[228-POS]: A complicated pregnancy with preeclampsia, HELLP syndrome, and thrombotic microangiopathy in a woman with lupus and antiphospholipid syndrome

2015 
Objectives We outline a case of a woman with lupus (SLE) and antiphospholipid syndrome (APLA) at 26 weeks’ gestation who develops a complex multiorgan condition with a broad differential. Methods Case report. Results A 34 year old woman, G1P0, presented at 26 weeks gestation with a 5 day history of epigastric pain and emesis. She has a history of lupus anticoagulant (LAC), anticardiolipin (ACL) and anti-dsDNA (ADD) positive SLE and APLA syndrome diagnosed at age 13 with multiple small cerebral infarcts.
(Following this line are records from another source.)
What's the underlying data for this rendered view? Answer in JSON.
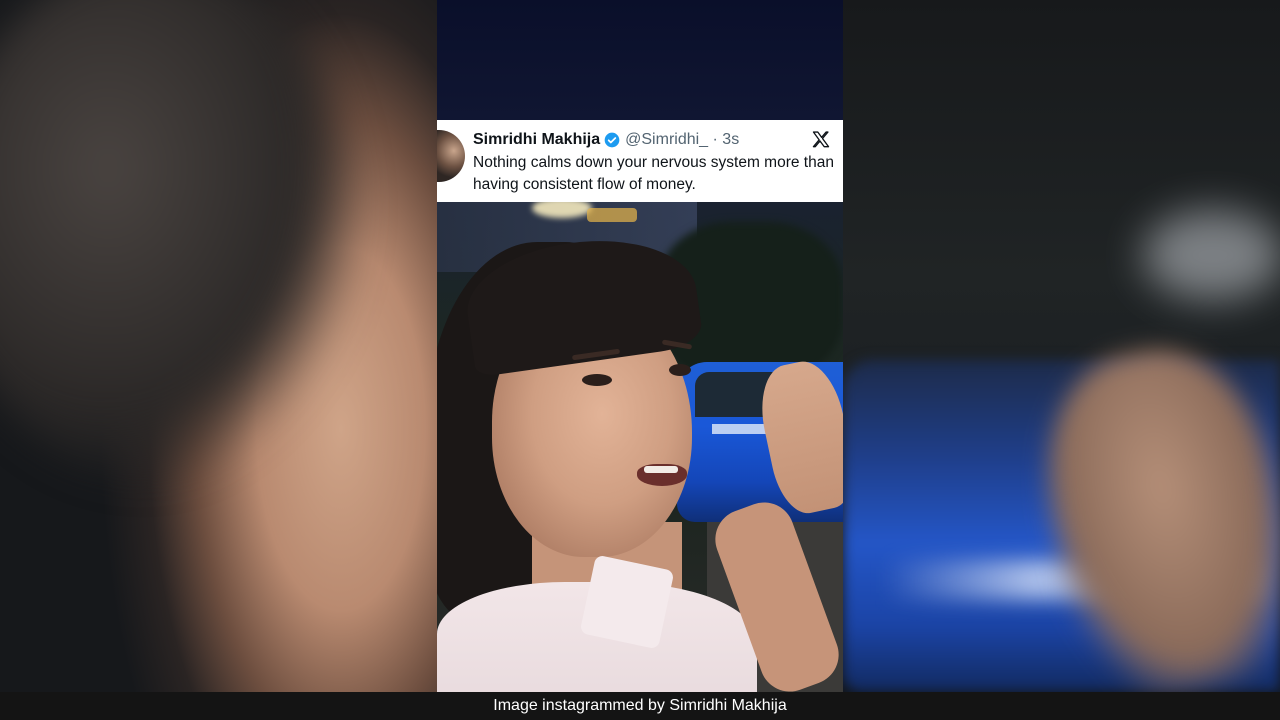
{
  "tweet": {
    "display_name": "Simridhi Makhija",
    "handle_time": "@Simridhi_ · 3s",
    "text": "Nothing calms down your nervous system more than having consistent flow of money.",
    "verified": true,
    "platform_icon": "x-logo-icon"
  },
  "caption": {
    "text": "Image instagrammed by Simridhi Makhija"
  },
  "colors": {
    "verified_badge": "#1d9bf0",
    "tweet_background": "#ffffff",
    "caption_bar": "#141414"
  }
}
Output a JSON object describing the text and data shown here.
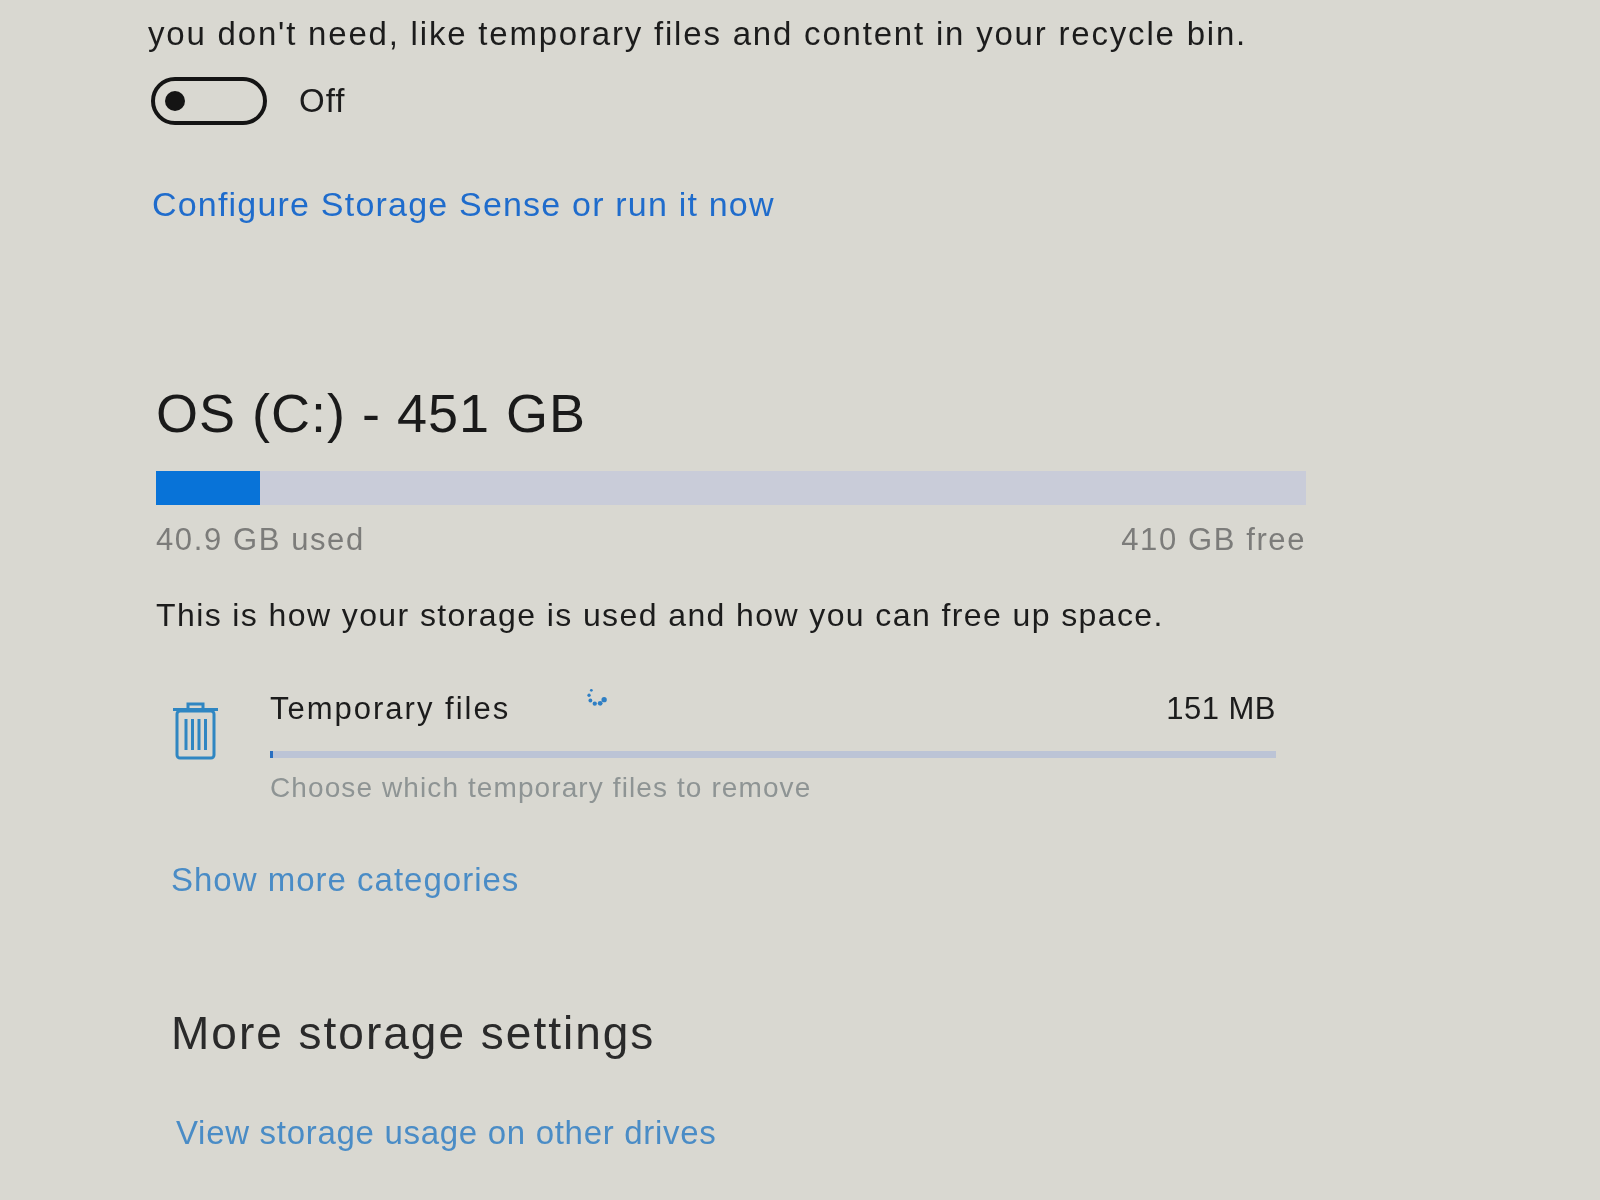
{
  "description_tail": "you don't need, like temporary files and content in your recycle bin.",
  "storage_sense_toggle": {
    "on": false,
    "label": "Off"
  },
  "configure_link": "Configure Storage Sense or run it now",
  "drive": {
    "title": "OS (C:) - 451 GB",
    "level": 0.09,
    "used": "40.9 GB used",
    "free": "410 GB free"
  },
  "usage_intro": "This is how your storage is used and how you can free up space.",
  "categories": [
    {
      "name": "Temporary files",
      "size": "151 MB",
      "level": 0.003,
      "hint": "Choose which temporary files to remove",
      "loading": true
    }
  ],
  "show_more_link": "Show more categories",
  "more_settings": {
    "heading": "More storage settings",
    "links": [
      "View storage usage on other drives"
    ]
  }
}
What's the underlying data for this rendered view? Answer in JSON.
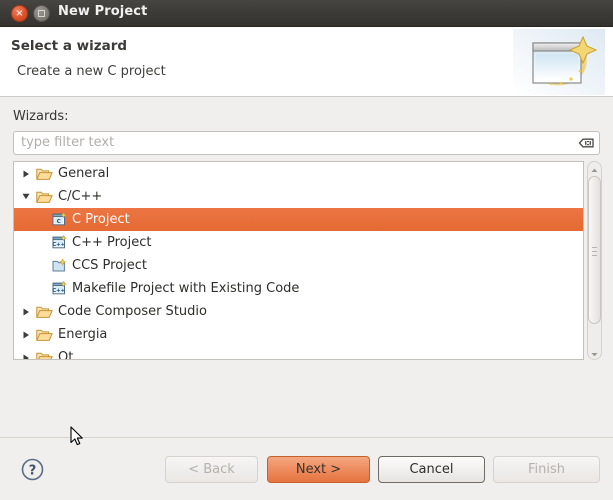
{
  "window": {
    "title": "New Project",
    "close_button_label": "×",
    "maximize_button_label": ""
  },
  "header": {
    "title": "Select a wizard",
    "description": "Create a new C project",
    "icon": "wizard-window-sparkle-icon"
  },
  "wizards": {
    "label": "Wizards:",
    "filter": {
      "value": "",
      "placeholder": "type filter text",
      "clear_icon": "clear-field-icon"
    },
    "tree": [
      {
        "label": "General",
        "depth": 0,
        "icon": "folder-icon",
        "expander": "collapsed",
        "selected": false
      },
      {
        "label": "C/C++",
        "depth": 0,
        "icon": "folder-icon",
        "expander": "expanded",
        "selected": false
      },
      {
        "label": "C Project",
        "depth": 1,
        "icon": "c-project-icon",
        "expander": "none",
        "selected": true
      },
      {
        "label": "C++ Project",
        "depth": 1,
        "icon": "cpp-project-icon",
        "expander": "none",
        "selected": false
      },
      {
        "label": "CCS Project",
        "depth": 1,
        "icon": "ccs-project-icon",
        "expander": "none",
        "selected": false
      },
      {
        "label": "Makefile Project with Existing Code",
        "depth": 1,
        "icon": "cpp-project-icon",
        "expander": "none",
        "selected": false
      },
      {
        "label": "Code Composer Studio",
        "depth": 0,
        "icon": "folder-icon",
        "expander": "collapsed",
        "selected": false
      },
      {
        "label": "Energia",
        "depth": 0,
        "icon": "folder-icon",
        "expander": "collapsed",
        "selected": false
      },
      {
        "label": "Qt",
        "depth": 0,
        "icon": "folder-icon",
        "expander": "collapsed",
        "selected": false
      }
    ],
    "scrollbar": {
      "up_arrow": "scroll-up-arrow-icon",
      "down_arrow": "scroll-down-arrow-icon"
    }
  },
  "buttons": {
    "help": "help-question-icon",
    "back": {
      "label": "< Back",
      "enabled": false
    },
    "next": {
      "label": "Next >",
      "enabled": true
    },
    "cancel": {
      "label": "Cancel",
      "enabled": true
    },
    "finish": {
      "label": "Finish",
      "enabled": false
    }
  },
  "colors": {
    "titlebar": "#3b3a36",
    "selection": "#e56a33",
    "primary_button": "#ee8d5f",
    "dialog_background": "#f1efee",
    "panel_background": "#ffffff"
  }
}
She was treated with ASA, warfarin and plaquenil; the latter two stopped by age 25, with no recurrent thrombosis. Her pregnancy was conceived through IVF. She continued on ASA and LWMH for prophylactic anticoagulation. Upon presentation, she was hypertensive (pressures >160/100) with thrombocytopenic at 47 × 10 9 /L, creatinine rise from 40 to 93 μmol/L, high uric acid level at 518 μmol/L, and AST and ALT at 74 and 64 U/L respectively peaking in the 4800 s. HIT and SRA were negative, blood films showed schistocytes, positive DAT and C3/C4 levels were low at 0.7 and 0.06 g/L respectively. The patient was diagnosed with preeclampsia and HELLP syndrome. Immediate cesarean section was performed without delivery or hemostatic complications. Placental histology was consistent with preeclampsia. Postpartum, she had persistent severe hypertension with CT confirmed multiorgan infarcts. Anemia and thrombocytopenia also persisted (platelet nadir 4 × 10 9 /L), complement levels remained low and creatinine peak at 485 μmol/L. ADAMTS13 level was 43%. The differential diagnosis included TTP, atypical HUS or SLE progression. High dose steroids, PLEX, dialysis and eculizumab were utilized with minimal response. A trial of vincristine and rituximab was initiated. Conclusions SLE and APLA predispose women to increased pregnancy related complications, including preeclampsia, however the pathogenesis is not well understood. This complex case highlights numerous challenges and addresses the utility of new targeted therapeutic interventions. Disclosures A.E. Lin: None. N. Shehata: None. H. Reich: None. D. Barth: None. C. Laskin: None. S. Lapinsky: None. S. Gandhi: None.